Gandal: Not All Industry Credentials Are Created Equal. Here Are 4 Steps for Figuring Out Which Are the Best for Student Success
We’re all familiar with the data: Nearly every new job created today, from machinists and carpenters to coders and nurses, requires education or training beyond high school. And while four-year degrees remain valuable, they’re not always necessary to access well-paying jobs. This new reality has sparked significant efforts across the country in both K-12 and higher education to promote shorter-term certificates and industry credentials that can open doors to economic opportunity for less time and cost.
More than 40 states have set ambitious postsecondary attainment goals, and many are wrestling with whether and how to count non-degree credentials. At the same time, the K-12 sector is increasingly acknowledging that the industry-recognized credentials that students earn in high school can be real door-openers to well-paying careers and further education. More than half of states now allow these credentials to count in their high school accountability systems, much like dual enrollment or Advanced Placement courses.
But with thousands of these credentials available across industries, and with very few mechanisms for deciphering which ones are valuable, how is it possible to determine which meet a high-quality threshold?
A new report from Education Strategy Group, the Council of Chief State School Officers, and Advance CTE presents a road map for how K-12 and higher education leaders can answer this question. Credential Currency: How States Can Identify and Promote Credentials of Value looks at leading practices around the country and presents a path forward for states interested in increasing credential attainment.
These key ideas are among the report’s recommendations:
1. Employers must serve as a guide as states work to identify which credentials lead to good jobs. Credentials are valuable only if they provide up-to-date training for individuals in the workforce. In many states, the processes for determining this are fairly thin. States must mine labor forecasts and harness employer signals in job postings, hiring decisions, and employee pay to determine which credentials are high-value, and use that to inform priority credential lists. They must prioritize credentials that count for or lead to postsecondary credit as well, so students can progress through their learning on their path to attainment and economic opportunity.
2. K-12, higher education, and workforce leaders should do this together. All three face the same questions when determining which postsecondary credentials have value in the labor market, but they often work alone. A more coherent approach that brings the three sectors together will yield a better-aligned set of priorities and improved outcomes.
3. Once quality credentials are identified, incentivize their growth. K-12 schools and districts respond to incentives. When new measures are introduced into accountability systems and schools receive credit for achieving them, attention to those areas increases dramatically. States should promote high-value industry credentials in their high school performance metrics, and include those with labor market value when counting progress toward meeting their postsecondary attainment goals. Across K-12 and higher education, we need to do a better job of communicating the value of these credentials to students and families so they are motivated to pursue them.

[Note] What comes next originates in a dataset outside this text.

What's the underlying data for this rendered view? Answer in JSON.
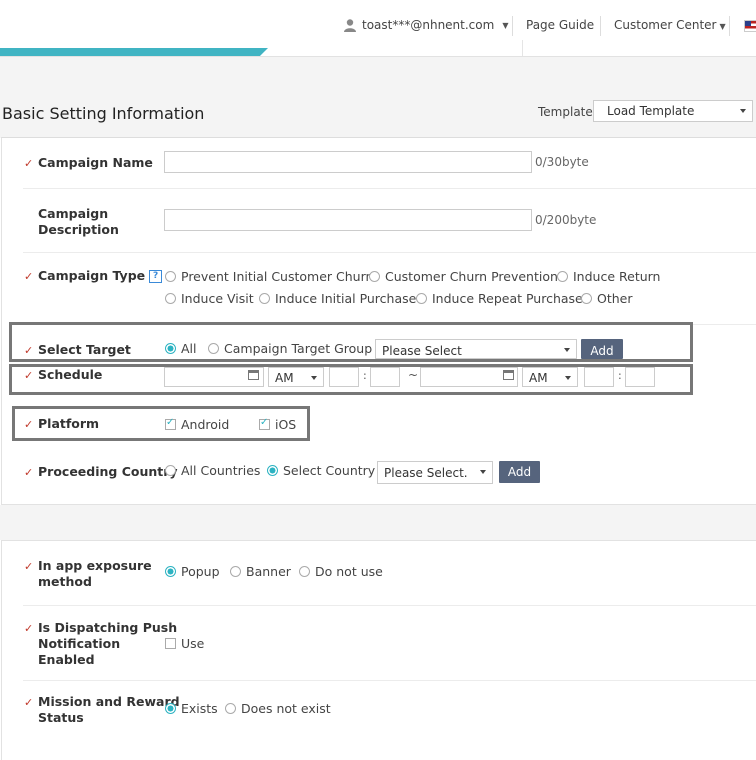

4. Improve the quality and transparency of credential data. Currently, credential reporting in a majority of states is a little like baseball players calling their own balls and strikes — we blindly accept students’ and schools’ word for it. Accuracy is too important to rely on self-reported data. States need actual data, direct from the source, and they need to have strong quality control mechanisms in place to ensure the data collected and reported on credential attainment are robust and valid.
The stakes here are high. If we get this right, many more young people will be encouraged into pathways that culminate in a credential that is much more powerful than a high school diploma alone. But if quality standards aren’t used to determine which credentials should count, the floodgates will be thrown open and young people might be steered inadvertently down dead-end paths.
Not only would this be bad for students, it could also significantly set back the career readiness movement, which has gained considerable steam in states and communities. All the goodwill that has been built up may fade unless we can demonstrate that credential attainment represents a solid return on investments for the states and provides clear value to students. The old stereotypes of career readiness being the lesser option will re-emerge if students are guided to complete the easiest credentials, regardless of their value. This is particularly true if it turns out that traditionally underserved students have limited access to high-quality credentials.
With a focus on quality, K-12 and higher education leaders can collaboratively set students up for success. Attaining a credential with value as early as high school can have significant benefits: minimizing accumulation of student debt, accelerating attainment, and increasing the likelihood of finding employment with family-sustaining wages.
The foundation of economic opportunity for students starts with a credential that has labor market value. It is up to K-12, postsecondary, and workforce leaders to collectively ensure that the foundation is built of concrete, not sand.
Matt Gandal is president of Education Strategy Group, which supports America’s education leaders and employers at the transition points that have the highest stakes for students and the highest impact for state and local economies.